Seulement lors du voyage
Tu es celui qui va
Ce petit poème est écrit par un exilé Libanais et tiré du livre « Beyrouth-sur-Seine », son auteur Sabyl Ghoussoub (page 270).
Dans une voie d’escalade vaincre des passages difficiles est une grande joie, une valorisation formidable de la confiance en soi.
Assaillies par la pub, par les produits nouveaux, par un commerce insatiable, des voix s’élèvent. Celle de Pierre Rabhi « La sobriété heureuse ». Un autre mot « sens ». Un besoin de reconnaissance pour chacun, ces évocations illustrent un petit pas vers le divin.
Sur <ARTE> des scientifiques font une recherche sur « les Pirates à Madagascar». À Madagascar pour faire des fouilles et retrouver des traces de leur passage, il faut l’autorisation des ancêtres, ce qui donne lieu à une grande fête avec des danses, de la musique, une cérémonie qui autorisera cette recherche qui ne sera plus sacrilège. Je trouve que cette fête et le respect de ces scientifiques à cette coutume est très divine.

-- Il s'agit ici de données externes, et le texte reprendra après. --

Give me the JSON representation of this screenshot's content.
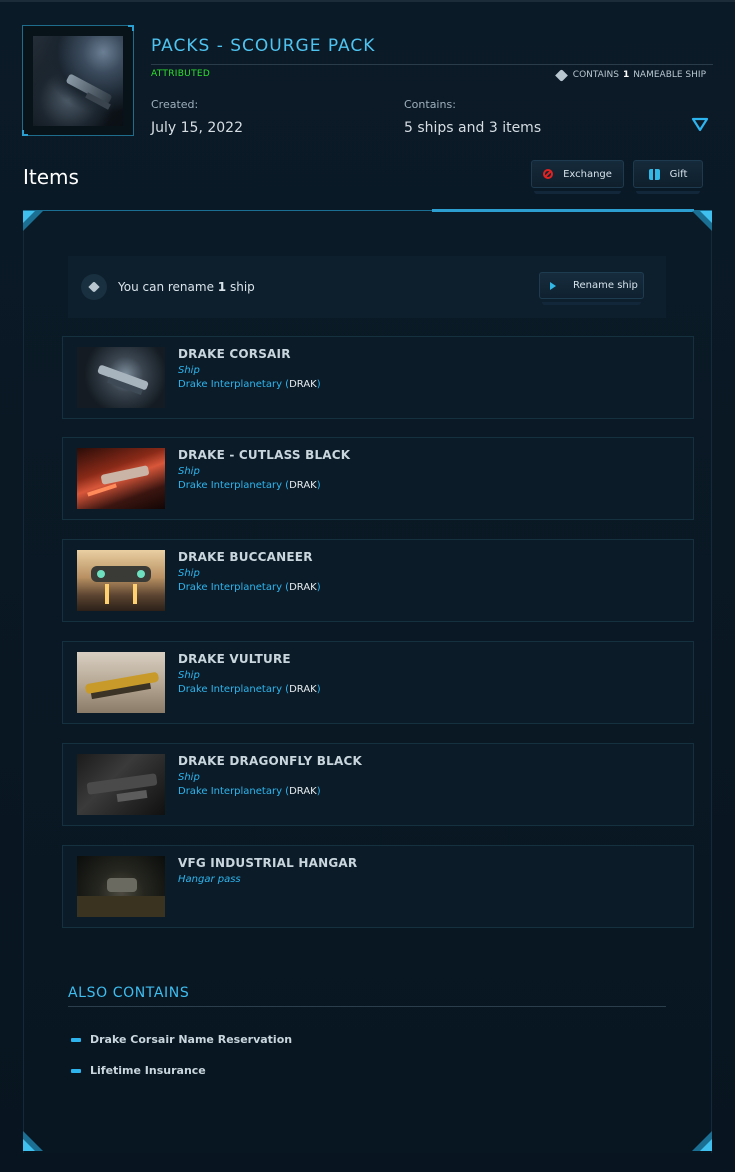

Chez les musulmans l’expression : « si dieu le veut » montre la symbiose de cette religion avec la vie de tous les jours qui faisait l’admiration de Charles de Foucauld.
Aux informations, suite au terrible tremblement de terre en Turquie, au milieu des ruines, des enfants font une ronde en s’amusant : fantastique résilience.
« Retour à Séoul », un film sur l’adoption et la difficulté pour les adoptés de retrouver leur pays d’origine en simplicité : à son troisième voyage, dans un hôtel de Corée il y a un piano, elle est seule. Elle se rapproche du piano, appuie sur une touche ; elle se met à jouer : elle est chez elle...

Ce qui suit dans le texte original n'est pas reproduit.